Adding to the case are charges against a former Antiguan official who has allegedly taken bribes from Stanford and his companies, a lawsuit against insurance group Lloyds of London by Allen Stanford, and a lawsuit by investors against Stanford’s auditing firm BDO. Despite the fact that his Chief Financial Officer testified against him in a plea bargain agreement, Stanford pleads not guilty to all charges. Adding drama to this high profile case, Stanford required medical treatment after getting beaten in prison and claims to have developed amnesia. The Stanford International Bank offered returns that were consistently double digits on its CDs.
In their pitch to investors, SIB employees claimed it was due to smart portfolio management and investment in safe, liquid securities. SIB also claimed that a team of 20 talented analysts manage the portfolios carefully. However, the SEC claims that this is all false. In its complaint filed in February 2009, the SEC described Stanford’s operation as a “massive ponzi scheme. ” The CDs were not reinvested in liquid securities – SIB’s portfolio mainly consisted of illiquid assets like real estate. The value of these assets was grossly overstated to pad the company’s financial reports.
Allen Stanford Essay Example
SIB offered returns based on fabricated performance data and claiming as historical data and portfolio management was done solely by Stanford and the CFO, James Davis. In addition, Stanford misappropriated more than $1 billion of investors’ funds. The money went to a fleet of yachts and jets, hosting an international cricket match, Caribbean real estate and bribing Antiguan regulators. Another layer of Stanford’s deception was the assurance of BDO, an independent auditing firm that issued unqualified audits of Stanford’s companies. Investors have filed a $10. 7 billion suit against BDO for “ignoring signs of potential fraud. (Bloomberg) Investors also claim that BDO should have been aware that Stanford’s company “was operating as an unregistered hedge fund illegally disguising itself as a bank. ”(Bloomberg)
The complaint also calls into question BDO’s close relationship with Stanford Financial Group and raises issues about conflict of interest. The SEC claims that Stanford International Bank sold unregistered CDs. Had they been registered, the SEC would have been able to verify the value of the CDs. The SEC suggests that the scheme goes back to at least 1995 where the bank reported identical returns in consecutive years.
The SEC also charges Stanford and his companies of not cooperating with the SEC’s investigation and claims that about 90% of their investment portfolios “reside in a black box shielded from any independent oversight”( SEC v. Stanford International Bank, Ltd. , et al. ) Ironically, Stanford has sued SEC, the FBI, and members of the Justice Department for preventing redemption of CDs by investors by freezing his companies’ accounts. The SEC also took action to help compensate investors by filing suit against Securities Investor Protection Corp (SIPC) in order to force the company to pay investors.
The SEC is getting heavily involved and taking a very aggressive stance in this case likely due to heightened alert from the recent Madoff Ponzi scheme. Stanford’s assets have been seized by the authorities and are in the process of liquidation. Auditors that are reviewing financial statements of investors that were involved in the Stanford case will have difficulty assessing how much their clients can recover. It is difficult to track investors’ funds in Stanford’s portfolio since it was managed by two people who worked in secret and because the CDs were unregistered with the SEC.
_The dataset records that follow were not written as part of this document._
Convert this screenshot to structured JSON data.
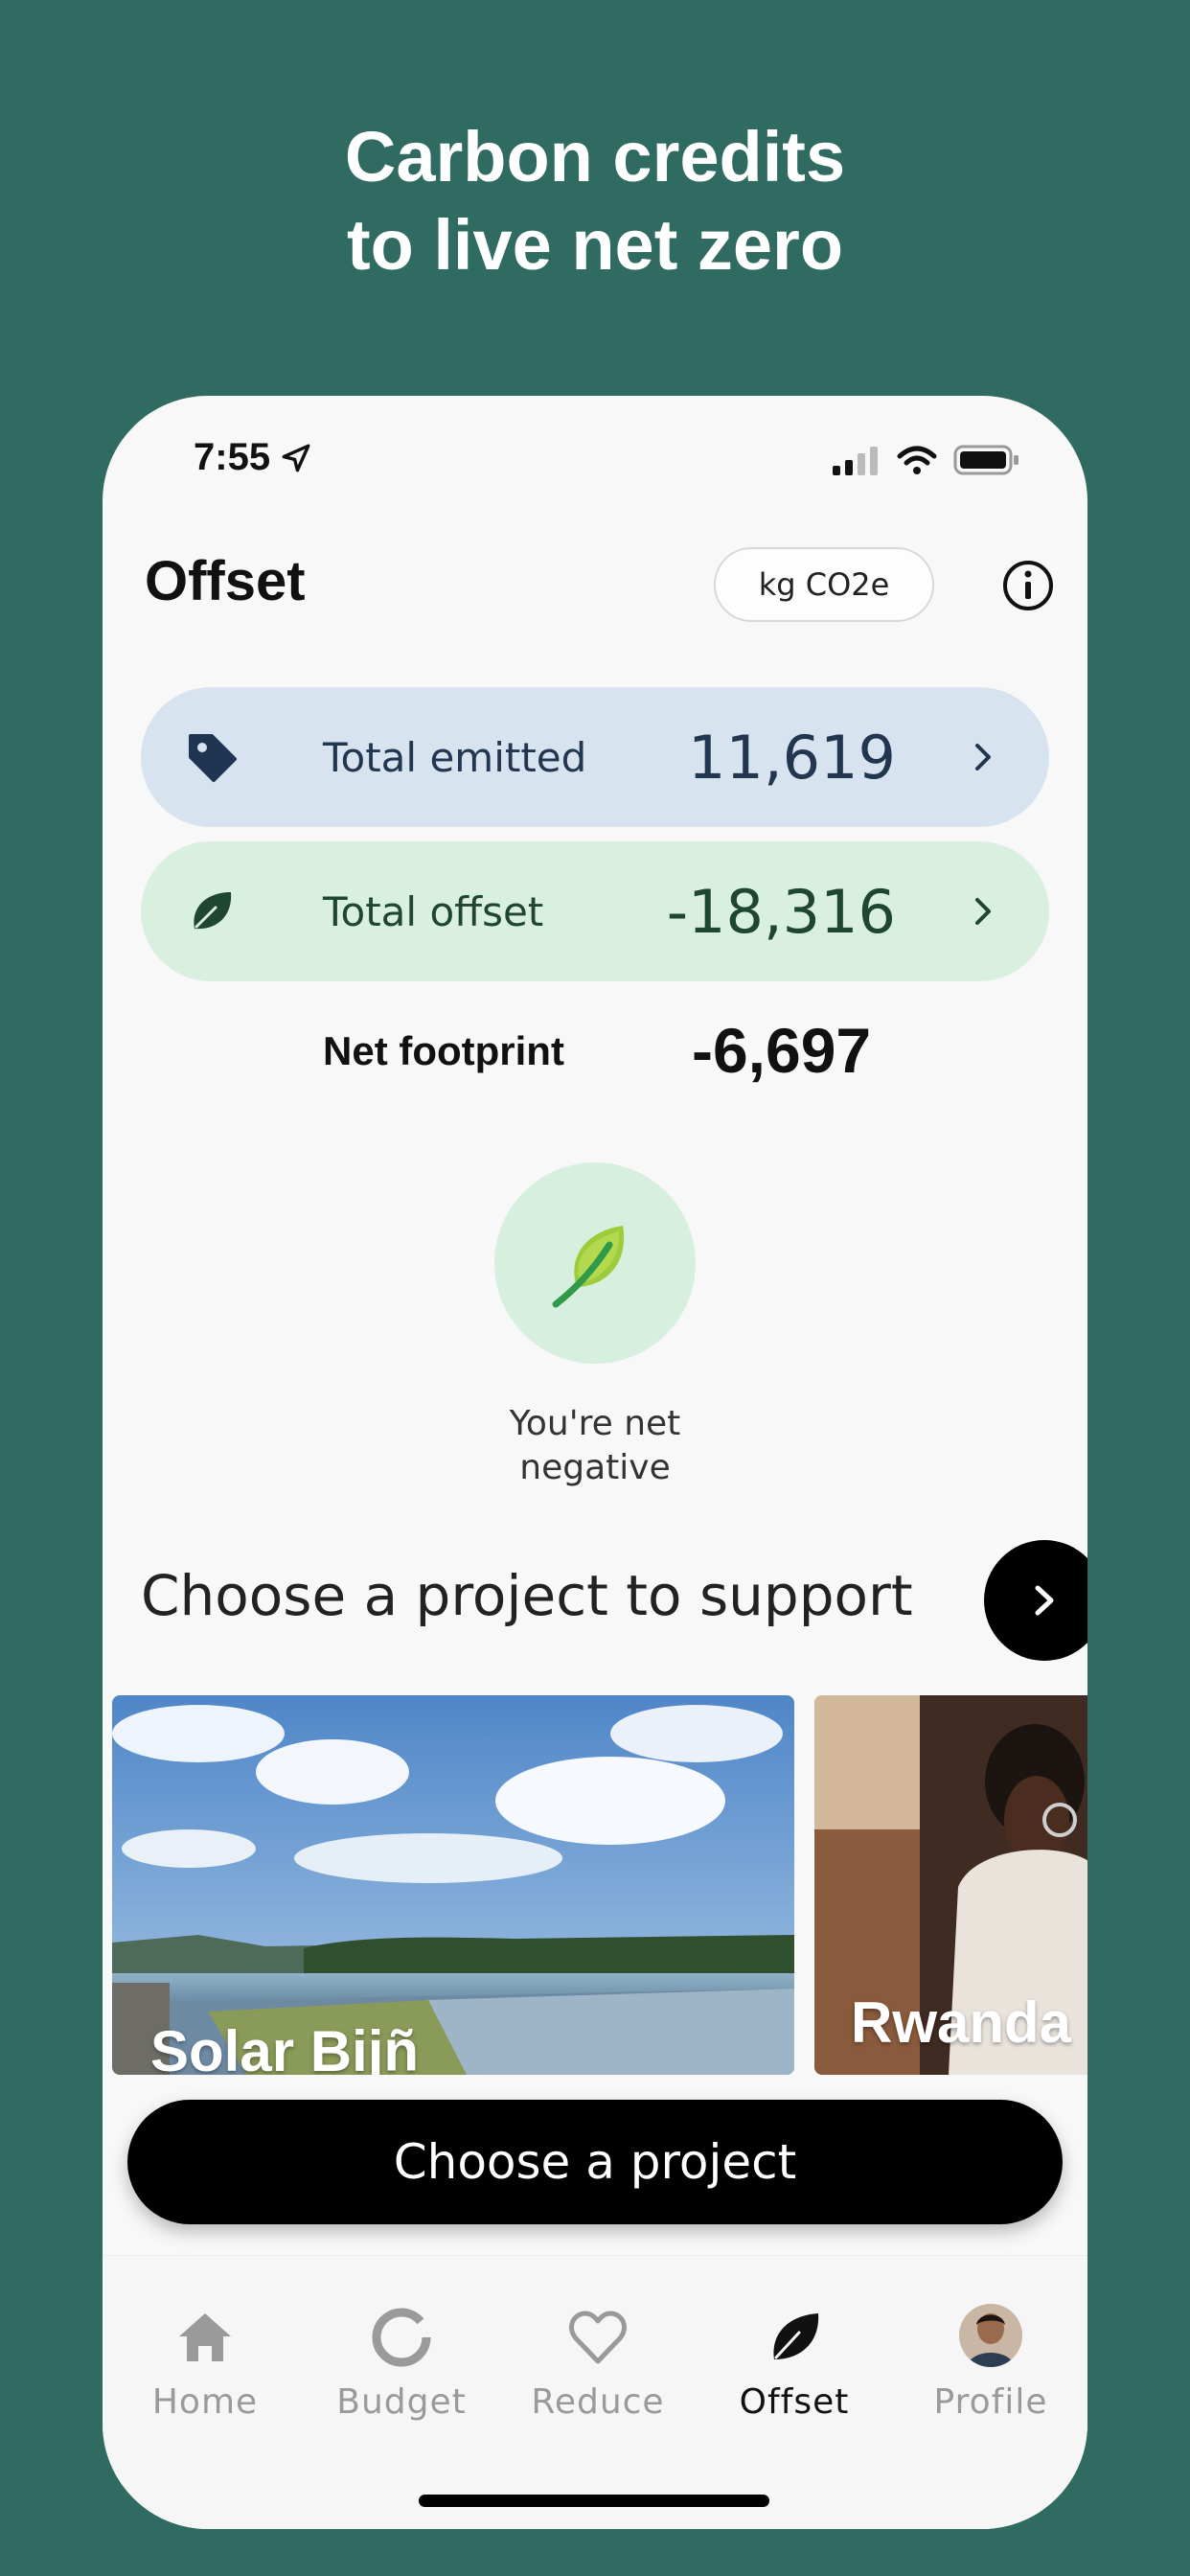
{
  "headline": {
    "line1": "Carbon credits",
    "line2": "to live net zero"
  },
  "status_bar": {
    "time": "7:55"
  },
  "header": {
    "title": "Offset",
    "unit_label": "kg CO2e"
  },
  "summary": {
    "emitted": {
      "label": "Total emitted",
      "value": "11,619"
    },
    "offset": {
      "label": "Total offset",
      "value": "-18,316"
    },
    "net": {
      "label": "Net footprint",
      "value": "-6,697"
    },
    "status": "You're net negative"
  },
  "projects": {
    "section_title": "Choose a project to support",
    "cards": [
      {
        "label": "Solar Bijñ"
      },
      {
        "label": "Rwanda"
      }
    ],
    "cta_label": "Choose a project"
  },
  "tabs": [
    {
      "label": "Home",
      "icon": "home-icon"
    },
    {
      "label": "Budget",
      "icon": "budget-icon"
    },
    {
      "label": "Reduce",
      "icon": "heart-icon"
    },
    {
      "label": "Offset",
      "icon": "leaf-icon",
      "active": true
    },
    {
      "label": "Profile",
      "icon": "avatar"
    }
  ],
  "colors": {
    "background": "#2f6b61",
    "emitted_bg": "#d7e3ef",
    "offset_bg": "#d9efe0",
    "accent_dark": "#000000"
  }
}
The case is still undecided as Stanford is pleading not guilty. On another front, the SIPC is being coerced by SEC’s lawsuit to compensate investors but the SIPC plans to defend itself. On yet another front, some of the investors are involved in the lawsuit against BDO. In an audit of an investor involved in this case, it would be difficult to value the client’s portfolio. Some investors may face business risk contingent on the outcome of these trials. Investors seeking securities in off-shore banks should always consider the saying “if it’s too good to be true, it probably isn’t. Investors should also look into the regulatory environment of the institution.
While off-shore banks claim that savings from less regulation is translated into better returns, it should raise flags when it consistently performs above market for 15 years. BDO’s reports should have also raised flags as it did not examine Stanford’s portfolio.